The biggest crime of this “gig economy” model thing is that it goes against the laws of nature. When this model is used to sell things at prices below their production costs, every ride, every book, every t-shirt, every ticket, every data packet is sold at a loss. They have to pay the driver/printer/supplier/manufacturer/provider for their supply more than what they earn, using investor money to plug this deficit. So, basically, some idiot VC is giving all us free money to splurge! The problem is that though valuations are imaginary, all this “free” money being thrown around is very real. And all that money is flushed down the drain, wasted with no returns, residue like bathwater. In a real, econonmy functioning according to the rules of nature, that money could’ve been put to use to produce real goods or services, pay real salaries and hence improve living standards of people and stuff. And there is only so much money that can be thrown away, because that also will come to an end. And when that happens, which is now that it has happened, the external forces have given way and the businesses will fall like coconuts as natural laws take over. The result is of course, a global economic glut, suffering, death and despair, yada yada yada. At the ticket prices they were offering, Kingfisher wouldn’t have survived even if they managed to fill every single flight.
If you want a healthy economy and healthy and happy people, sell things making a return on what it costed to produce them. Let those who can afford them, use them, if otherwise under the guise of “enabling consumers” you try to undersell things, you get rampant consumerism, inequality and all the misery that accompanies it. The laws of economics do not support consumerism. Who knew!

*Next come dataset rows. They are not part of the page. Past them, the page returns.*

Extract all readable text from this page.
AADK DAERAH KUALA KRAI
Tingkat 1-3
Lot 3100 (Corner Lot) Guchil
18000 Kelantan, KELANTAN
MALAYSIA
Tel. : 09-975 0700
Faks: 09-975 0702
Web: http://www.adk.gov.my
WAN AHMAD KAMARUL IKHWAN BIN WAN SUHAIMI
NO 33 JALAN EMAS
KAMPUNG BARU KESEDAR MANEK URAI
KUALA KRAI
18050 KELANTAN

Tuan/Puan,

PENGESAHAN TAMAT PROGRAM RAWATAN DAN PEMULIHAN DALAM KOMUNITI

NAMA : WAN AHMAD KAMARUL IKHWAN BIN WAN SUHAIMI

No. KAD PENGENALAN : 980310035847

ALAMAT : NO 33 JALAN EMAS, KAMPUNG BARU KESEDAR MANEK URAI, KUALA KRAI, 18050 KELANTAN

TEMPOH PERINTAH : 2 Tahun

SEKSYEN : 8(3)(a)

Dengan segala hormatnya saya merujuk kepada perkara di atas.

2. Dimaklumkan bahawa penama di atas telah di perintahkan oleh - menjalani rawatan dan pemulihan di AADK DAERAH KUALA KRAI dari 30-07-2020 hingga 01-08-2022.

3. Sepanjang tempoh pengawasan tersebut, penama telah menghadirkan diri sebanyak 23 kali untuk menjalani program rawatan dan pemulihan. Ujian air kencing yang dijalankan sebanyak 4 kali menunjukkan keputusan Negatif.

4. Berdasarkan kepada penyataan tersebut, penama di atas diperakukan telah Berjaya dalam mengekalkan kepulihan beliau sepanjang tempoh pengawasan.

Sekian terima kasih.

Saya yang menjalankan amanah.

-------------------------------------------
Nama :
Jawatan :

Also stop handing over business to technologists and unscrupulous showmen instead of business people.
COCCYX: The best example of businesses or even an entire sector being ruined because things are sold at a loss, is the Indian telecom sector, once the poster-boy of a successful unregulated capitalist demand-and-supply free-market wonderland. After being locked in a decade-and-a-half price war race to the bottom, Indian telecom companies are in deep, deep losses from which they might never recover. This is simply because telecom tariffs in India had fallen to levels so ridiculously low that it wouldn’t make a difference if they were offered for free. They couldn’t recuperate the costs incurred in building up infrastructure, paying access and license fees, admin and marketing costs and salaries from customers. The Indian telecom business model was never sustainable, no matter the customers. There is only so much free money, things can sustain ONLY if they are paid what it costs to produce them.